Using Variables in Identity Policies

Yo can use variables instead of hard-coded values in policies. For example, instead of adding a username in some bucket prefix, you can use a variable that contains the name of the user.

Insert variables in the resource or condition parts of policy statements using the format ${variable}.

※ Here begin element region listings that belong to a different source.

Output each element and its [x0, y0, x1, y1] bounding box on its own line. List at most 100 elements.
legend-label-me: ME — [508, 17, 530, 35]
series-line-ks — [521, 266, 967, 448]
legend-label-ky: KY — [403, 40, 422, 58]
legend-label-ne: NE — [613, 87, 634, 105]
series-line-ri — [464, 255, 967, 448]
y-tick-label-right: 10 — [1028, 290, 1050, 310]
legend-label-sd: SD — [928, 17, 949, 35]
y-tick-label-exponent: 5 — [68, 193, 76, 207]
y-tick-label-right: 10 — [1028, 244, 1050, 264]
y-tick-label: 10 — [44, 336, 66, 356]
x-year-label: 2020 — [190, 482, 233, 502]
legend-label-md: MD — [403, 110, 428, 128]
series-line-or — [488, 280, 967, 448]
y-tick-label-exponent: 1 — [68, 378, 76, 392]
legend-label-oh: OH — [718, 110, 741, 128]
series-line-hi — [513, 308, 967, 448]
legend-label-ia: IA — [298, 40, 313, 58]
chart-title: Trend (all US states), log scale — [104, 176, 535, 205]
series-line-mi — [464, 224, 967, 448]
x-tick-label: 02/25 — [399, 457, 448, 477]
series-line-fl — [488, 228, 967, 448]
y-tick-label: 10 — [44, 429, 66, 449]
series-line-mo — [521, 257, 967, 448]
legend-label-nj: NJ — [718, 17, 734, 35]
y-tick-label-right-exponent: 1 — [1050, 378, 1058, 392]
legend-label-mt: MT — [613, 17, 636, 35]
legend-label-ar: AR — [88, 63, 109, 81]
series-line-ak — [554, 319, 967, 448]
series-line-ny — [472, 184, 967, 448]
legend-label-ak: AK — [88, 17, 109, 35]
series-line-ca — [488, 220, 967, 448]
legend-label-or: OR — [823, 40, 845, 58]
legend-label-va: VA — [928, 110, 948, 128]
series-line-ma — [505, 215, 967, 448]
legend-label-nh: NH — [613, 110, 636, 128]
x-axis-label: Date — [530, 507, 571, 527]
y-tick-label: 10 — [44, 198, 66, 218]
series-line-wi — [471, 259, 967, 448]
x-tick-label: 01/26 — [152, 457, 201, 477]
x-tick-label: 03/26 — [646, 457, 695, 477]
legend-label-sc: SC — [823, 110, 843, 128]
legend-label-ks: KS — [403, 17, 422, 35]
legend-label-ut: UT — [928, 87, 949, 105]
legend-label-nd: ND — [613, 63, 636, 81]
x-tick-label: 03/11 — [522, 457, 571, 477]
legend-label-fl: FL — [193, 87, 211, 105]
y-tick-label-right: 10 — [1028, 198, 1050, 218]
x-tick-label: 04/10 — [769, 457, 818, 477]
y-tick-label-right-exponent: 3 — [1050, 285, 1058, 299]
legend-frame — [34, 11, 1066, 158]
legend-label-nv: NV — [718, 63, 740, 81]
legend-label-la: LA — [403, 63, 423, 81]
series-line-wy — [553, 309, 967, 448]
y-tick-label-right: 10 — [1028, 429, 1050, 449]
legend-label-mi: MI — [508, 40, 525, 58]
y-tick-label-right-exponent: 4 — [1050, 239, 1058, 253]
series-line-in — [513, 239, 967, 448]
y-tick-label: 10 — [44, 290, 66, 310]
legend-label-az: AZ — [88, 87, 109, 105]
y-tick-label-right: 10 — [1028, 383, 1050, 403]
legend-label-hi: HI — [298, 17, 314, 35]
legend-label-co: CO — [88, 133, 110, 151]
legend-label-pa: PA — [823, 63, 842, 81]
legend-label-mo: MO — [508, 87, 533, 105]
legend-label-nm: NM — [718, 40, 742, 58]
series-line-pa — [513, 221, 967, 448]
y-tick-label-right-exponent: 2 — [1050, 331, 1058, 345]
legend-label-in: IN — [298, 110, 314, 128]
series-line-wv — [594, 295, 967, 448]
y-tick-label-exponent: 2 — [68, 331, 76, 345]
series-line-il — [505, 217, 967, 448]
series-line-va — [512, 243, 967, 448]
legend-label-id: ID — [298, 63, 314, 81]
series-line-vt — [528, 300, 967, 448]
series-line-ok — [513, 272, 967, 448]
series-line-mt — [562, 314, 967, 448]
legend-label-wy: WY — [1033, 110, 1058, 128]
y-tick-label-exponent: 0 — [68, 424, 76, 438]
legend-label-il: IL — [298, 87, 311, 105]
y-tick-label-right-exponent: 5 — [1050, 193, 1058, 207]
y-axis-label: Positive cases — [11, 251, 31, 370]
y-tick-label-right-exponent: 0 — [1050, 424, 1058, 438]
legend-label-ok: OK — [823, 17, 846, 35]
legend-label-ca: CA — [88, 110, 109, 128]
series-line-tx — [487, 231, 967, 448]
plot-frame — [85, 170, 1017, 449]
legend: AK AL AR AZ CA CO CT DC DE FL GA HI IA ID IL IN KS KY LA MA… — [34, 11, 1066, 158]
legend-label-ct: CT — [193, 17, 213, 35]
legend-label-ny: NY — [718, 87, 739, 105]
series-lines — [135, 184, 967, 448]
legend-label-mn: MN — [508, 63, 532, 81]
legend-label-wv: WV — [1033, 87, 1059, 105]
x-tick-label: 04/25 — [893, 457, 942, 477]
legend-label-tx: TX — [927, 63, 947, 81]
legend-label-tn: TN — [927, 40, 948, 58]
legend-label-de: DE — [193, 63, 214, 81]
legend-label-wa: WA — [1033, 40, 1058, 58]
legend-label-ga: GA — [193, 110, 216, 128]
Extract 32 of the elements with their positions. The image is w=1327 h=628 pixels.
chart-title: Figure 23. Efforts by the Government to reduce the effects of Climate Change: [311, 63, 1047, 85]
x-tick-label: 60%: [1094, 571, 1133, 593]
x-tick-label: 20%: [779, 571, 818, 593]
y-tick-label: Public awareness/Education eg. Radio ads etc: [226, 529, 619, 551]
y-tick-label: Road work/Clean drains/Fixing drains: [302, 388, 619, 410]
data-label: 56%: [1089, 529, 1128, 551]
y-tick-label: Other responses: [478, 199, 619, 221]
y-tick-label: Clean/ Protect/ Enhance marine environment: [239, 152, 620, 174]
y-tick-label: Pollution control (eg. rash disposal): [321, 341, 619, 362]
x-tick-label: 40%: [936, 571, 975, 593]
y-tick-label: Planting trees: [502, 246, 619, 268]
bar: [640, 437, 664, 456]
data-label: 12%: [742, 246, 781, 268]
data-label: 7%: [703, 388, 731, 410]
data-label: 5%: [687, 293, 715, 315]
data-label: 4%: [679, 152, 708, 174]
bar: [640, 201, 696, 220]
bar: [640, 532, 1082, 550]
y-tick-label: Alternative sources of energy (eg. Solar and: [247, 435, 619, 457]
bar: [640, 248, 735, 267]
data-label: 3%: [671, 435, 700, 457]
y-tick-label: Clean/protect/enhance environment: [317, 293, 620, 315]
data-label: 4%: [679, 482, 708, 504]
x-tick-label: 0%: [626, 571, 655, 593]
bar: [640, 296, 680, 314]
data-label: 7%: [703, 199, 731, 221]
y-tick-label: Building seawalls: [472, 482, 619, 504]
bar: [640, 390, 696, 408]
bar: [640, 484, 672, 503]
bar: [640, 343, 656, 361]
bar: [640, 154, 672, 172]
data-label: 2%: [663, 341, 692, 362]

These variables are supported:

${BucketName}
${ObjectName}
${username}
${sourceip}

Examples

This statement permits read-only access to objects in any bucket:

{
  "Id": "Policy1234",
  "Version": "2012-10-17",
  "Statement": [
    {
      "Sid": "RO",
      "Action": [
        "s3:Get*",
        "s3:List*"
      ],
      "Effect": "Allow",
      "Resource": "${BucketName}"
    }
  ]
}

This statement grants GetObject and PutObject permissions on the current bucket for user john:

{
      "Sid": "Policy12345",
      "Action": [
        "s3:GetObject",
        "s3:PutObject"
      ],
      "Effect": "Allow",
      "Resource": "arn:aws:s3:::bucket/home/${aws:username}/*",
      "Condition": "StringEquals": { "aws:username": "john" }
    }

Creating an Identity Policy by Importing an Existing Policy File

In the left navigation menu, choose User Management and then Identity Policies.
In the Identity Policies page, click Create Policy to open the Add Policy dialog.
Click Import Policy, in the lower right corner.
Browse to the file containing the policy definition. The file must be in JSON format. The policy definition appears in the Policy pane.
Optionally, edit the file in the Policy pane.
Click Create to save the policy.

Creating an Identity Policy Manually

In the left navigation menu, choose User Management and then Identity Policies.
In the Identity Policies page, click Create Policy to open the Add Policy dialog.
In the Policy pane on the right, enter the definition for the policy, including all rules for it, in JSON format.
Click Create to save the policy.

Adding an Identity Policy to VMS in VAST CLI

Note
The recommended way to add identity policies to VMS is via the VAST Web UI. Since policies are multi-line, you may find that your SSH terminal does not succeed in creating the policies.

To add an identity policy, use the identitypolicy create command.

To modify an identity policy that has been added, use the identitypolicy modify command.